Rubio pursued an “earned path to citizenship” for undocumented immigrants, then backed away from his own bill. That brought an attack from Bush, Rubio’s former mentor and now rival.

“He led the charge to finally fix this immigration problem,” Bush said. “And then he cut and run, because I guess it wasn’t popular among conservatives.”

“You used to support an earned path to citizenship,” Rubio retorted. “So did you,” Bush said. “So did you, Marco.”

Rubio was the leading foreign-policy hawk on the stage, turning many questions back to the subject of the Islamic State, and his plans for stepped-up government surveillance and more detentions of terrorism suspects at Guantanamo Bay, Cuba.

Former Florida governor Jeb Bush – a frequent target of Trump’s taunts – got time to defend his family and his status as member of the hated “establishment.” “Fine, I’ll take it. I guess I’m part of the establishment because Barbara Bush is my mom,” Bush said.

Also on the stage were Ohio Governor John Kasich, New Jersey Governor Chris Christie and retired neurosurgeon Ben Carson. None of them was able to create any memorable impact.


Perhaps the most awkward moment came when Carson, in his closing statement and without further comment, recited the first paragraph of the US constitution of 1787.
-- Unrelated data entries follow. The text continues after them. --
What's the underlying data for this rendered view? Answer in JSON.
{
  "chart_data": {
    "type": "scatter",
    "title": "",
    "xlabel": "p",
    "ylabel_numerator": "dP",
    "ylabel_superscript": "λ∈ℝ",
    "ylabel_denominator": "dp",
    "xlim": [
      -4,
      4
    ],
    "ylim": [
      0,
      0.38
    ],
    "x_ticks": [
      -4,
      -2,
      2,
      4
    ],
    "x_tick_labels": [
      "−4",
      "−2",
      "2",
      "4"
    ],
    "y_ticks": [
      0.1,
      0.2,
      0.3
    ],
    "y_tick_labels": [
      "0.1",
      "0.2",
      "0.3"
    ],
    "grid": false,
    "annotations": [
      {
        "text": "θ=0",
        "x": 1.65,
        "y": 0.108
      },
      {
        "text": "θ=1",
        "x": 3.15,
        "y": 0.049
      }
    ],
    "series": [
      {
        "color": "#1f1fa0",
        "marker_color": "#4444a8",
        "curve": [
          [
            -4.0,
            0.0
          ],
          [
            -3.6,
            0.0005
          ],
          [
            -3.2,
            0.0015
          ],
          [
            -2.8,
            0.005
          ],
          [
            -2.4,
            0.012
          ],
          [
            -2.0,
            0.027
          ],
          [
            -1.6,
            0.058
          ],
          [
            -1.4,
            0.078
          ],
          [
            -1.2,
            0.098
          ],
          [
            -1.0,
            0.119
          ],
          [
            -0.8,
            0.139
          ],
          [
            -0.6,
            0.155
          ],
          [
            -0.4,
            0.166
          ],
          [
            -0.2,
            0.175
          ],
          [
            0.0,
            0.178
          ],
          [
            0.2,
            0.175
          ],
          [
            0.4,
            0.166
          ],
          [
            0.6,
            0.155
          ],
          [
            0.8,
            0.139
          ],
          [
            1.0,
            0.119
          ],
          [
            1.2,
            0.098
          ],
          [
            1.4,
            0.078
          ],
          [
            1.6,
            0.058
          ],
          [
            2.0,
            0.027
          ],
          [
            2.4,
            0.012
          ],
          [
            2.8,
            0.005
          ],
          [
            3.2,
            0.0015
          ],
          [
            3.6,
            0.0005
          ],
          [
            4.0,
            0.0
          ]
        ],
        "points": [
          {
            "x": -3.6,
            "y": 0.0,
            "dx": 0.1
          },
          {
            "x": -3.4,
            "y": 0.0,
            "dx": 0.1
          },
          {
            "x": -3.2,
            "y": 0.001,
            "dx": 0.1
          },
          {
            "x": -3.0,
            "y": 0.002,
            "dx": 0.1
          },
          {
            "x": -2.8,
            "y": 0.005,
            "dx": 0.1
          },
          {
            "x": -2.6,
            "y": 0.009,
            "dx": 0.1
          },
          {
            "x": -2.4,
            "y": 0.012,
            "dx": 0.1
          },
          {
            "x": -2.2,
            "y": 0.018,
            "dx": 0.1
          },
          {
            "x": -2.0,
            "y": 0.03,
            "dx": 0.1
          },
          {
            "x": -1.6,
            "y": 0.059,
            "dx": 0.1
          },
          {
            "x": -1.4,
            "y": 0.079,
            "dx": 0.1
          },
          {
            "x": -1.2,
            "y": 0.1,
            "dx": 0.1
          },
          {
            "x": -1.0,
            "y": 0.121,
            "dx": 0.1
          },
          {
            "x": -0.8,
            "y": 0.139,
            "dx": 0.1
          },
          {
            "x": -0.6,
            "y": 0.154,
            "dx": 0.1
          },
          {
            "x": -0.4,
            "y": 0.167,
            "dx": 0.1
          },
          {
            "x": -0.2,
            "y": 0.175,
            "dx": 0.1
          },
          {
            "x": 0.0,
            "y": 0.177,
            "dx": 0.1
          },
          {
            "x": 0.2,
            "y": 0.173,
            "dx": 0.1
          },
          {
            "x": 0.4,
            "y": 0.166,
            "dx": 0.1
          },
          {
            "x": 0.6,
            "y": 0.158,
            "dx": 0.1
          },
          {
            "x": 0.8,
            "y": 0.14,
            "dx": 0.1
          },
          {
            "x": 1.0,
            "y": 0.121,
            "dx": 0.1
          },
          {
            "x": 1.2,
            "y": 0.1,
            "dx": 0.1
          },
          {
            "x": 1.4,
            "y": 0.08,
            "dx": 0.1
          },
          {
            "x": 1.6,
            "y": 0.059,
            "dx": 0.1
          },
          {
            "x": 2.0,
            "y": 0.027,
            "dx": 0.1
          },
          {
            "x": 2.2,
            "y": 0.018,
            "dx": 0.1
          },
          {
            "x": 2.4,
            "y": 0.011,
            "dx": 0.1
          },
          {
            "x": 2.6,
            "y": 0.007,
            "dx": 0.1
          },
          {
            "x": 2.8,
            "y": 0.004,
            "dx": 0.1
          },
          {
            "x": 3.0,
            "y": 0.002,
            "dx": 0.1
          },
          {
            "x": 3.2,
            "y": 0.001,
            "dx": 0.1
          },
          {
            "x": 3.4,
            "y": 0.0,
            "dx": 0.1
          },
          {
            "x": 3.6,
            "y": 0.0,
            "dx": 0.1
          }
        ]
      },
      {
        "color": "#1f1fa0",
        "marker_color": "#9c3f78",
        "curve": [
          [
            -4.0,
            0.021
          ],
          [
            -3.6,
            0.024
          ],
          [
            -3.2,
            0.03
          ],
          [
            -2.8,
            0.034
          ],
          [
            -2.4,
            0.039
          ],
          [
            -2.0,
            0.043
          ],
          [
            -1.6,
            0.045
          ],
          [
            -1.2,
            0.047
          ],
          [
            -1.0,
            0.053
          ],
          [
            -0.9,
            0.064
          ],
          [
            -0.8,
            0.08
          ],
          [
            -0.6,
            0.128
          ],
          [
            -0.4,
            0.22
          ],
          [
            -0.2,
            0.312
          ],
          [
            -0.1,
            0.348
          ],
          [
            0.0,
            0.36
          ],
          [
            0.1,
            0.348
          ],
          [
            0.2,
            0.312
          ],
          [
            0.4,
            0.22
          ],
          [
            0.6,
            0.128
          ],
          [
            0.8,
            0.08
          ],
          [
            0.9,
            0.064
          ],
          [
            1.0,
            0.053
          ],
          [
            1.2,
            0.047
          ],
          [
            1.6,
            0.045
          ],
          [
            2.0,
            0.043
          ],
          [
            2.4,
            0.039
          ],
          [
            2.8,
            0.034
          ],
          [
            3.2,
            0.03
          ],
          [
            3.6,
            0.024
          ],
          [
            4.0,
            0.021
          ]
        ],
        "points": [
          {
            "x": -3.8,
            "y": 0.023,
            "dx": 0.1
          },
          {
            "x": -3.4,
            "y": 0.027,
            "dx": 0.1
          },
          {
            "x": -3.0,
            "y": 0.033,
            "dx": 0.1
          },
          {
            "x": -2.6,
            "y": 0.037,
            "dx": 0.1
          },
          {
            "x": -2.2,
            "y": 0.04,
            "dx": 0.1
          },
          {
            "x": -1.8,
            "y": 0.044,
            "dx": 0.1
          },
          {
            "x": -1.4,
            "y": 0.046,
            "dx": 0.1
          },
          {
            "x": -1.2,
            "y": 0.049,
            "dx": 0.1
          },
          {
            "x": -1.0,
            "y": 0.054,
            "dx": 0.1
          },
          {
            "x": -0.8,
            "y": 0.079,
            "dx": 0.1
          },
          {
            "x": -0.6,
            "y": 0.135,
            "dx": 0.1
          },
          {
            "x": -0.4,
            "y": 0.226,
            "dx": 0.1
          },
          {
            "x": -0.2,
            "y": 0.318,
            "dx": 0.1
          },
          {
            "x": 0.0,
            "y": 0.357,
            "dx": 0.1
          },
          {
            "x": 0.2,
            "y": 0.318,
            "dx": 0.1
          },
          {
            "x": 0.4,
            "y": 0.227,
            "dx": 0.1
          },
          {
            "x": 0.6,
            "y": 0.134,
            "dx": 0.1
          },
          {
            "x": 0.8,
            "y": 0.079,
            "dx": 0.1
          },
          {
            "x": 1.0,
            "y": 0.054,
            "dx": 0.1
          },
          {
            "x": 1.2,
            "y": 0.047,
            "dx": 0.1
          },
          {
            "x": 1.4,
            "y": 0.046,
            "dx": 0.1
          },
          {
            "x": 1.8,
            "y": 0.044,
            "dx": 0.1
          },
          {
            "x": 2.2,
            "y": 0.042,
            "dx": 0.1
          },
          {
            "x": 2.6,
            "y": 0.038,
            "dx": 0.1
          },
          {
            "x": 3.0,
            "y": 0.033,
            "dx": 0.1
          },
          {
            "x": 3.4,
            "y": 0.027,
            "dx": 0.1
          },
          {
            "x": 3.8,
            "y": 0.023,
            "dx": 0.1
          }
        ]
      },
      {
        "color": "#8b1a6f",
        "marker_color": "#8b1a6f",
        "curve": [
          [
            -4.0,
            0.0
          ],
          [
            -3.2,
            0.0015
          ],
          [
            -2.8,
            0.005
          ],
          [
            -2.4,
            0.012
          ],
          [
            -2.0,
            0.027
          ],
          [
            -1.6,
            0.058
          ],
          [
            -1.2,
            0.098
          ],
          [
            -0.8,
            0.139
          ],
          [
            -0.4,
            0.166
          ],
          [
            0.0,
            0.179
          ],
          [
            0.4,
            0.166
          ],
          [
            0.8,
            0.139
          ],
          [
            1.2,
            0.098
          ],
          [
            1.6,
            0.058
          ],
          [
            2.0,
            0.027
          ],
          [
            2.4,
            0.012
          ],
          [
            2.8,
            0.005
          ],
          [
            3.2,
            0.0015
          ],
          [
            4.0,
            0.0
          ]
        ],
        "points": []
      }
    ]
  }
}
Meanwhile, Trump held his own event just minutes away from the Des Moines debate venue, a hastily organized a fundraiser for veterans.

“I didn’t want to be here. I wanted to be about 4 minutes away,” he said, referring to the debate. But he said he had to take a stand.

“You have to stick up for your rights. When you are treated badly, you have to do it. You have to stick up for your rights,” Trump said.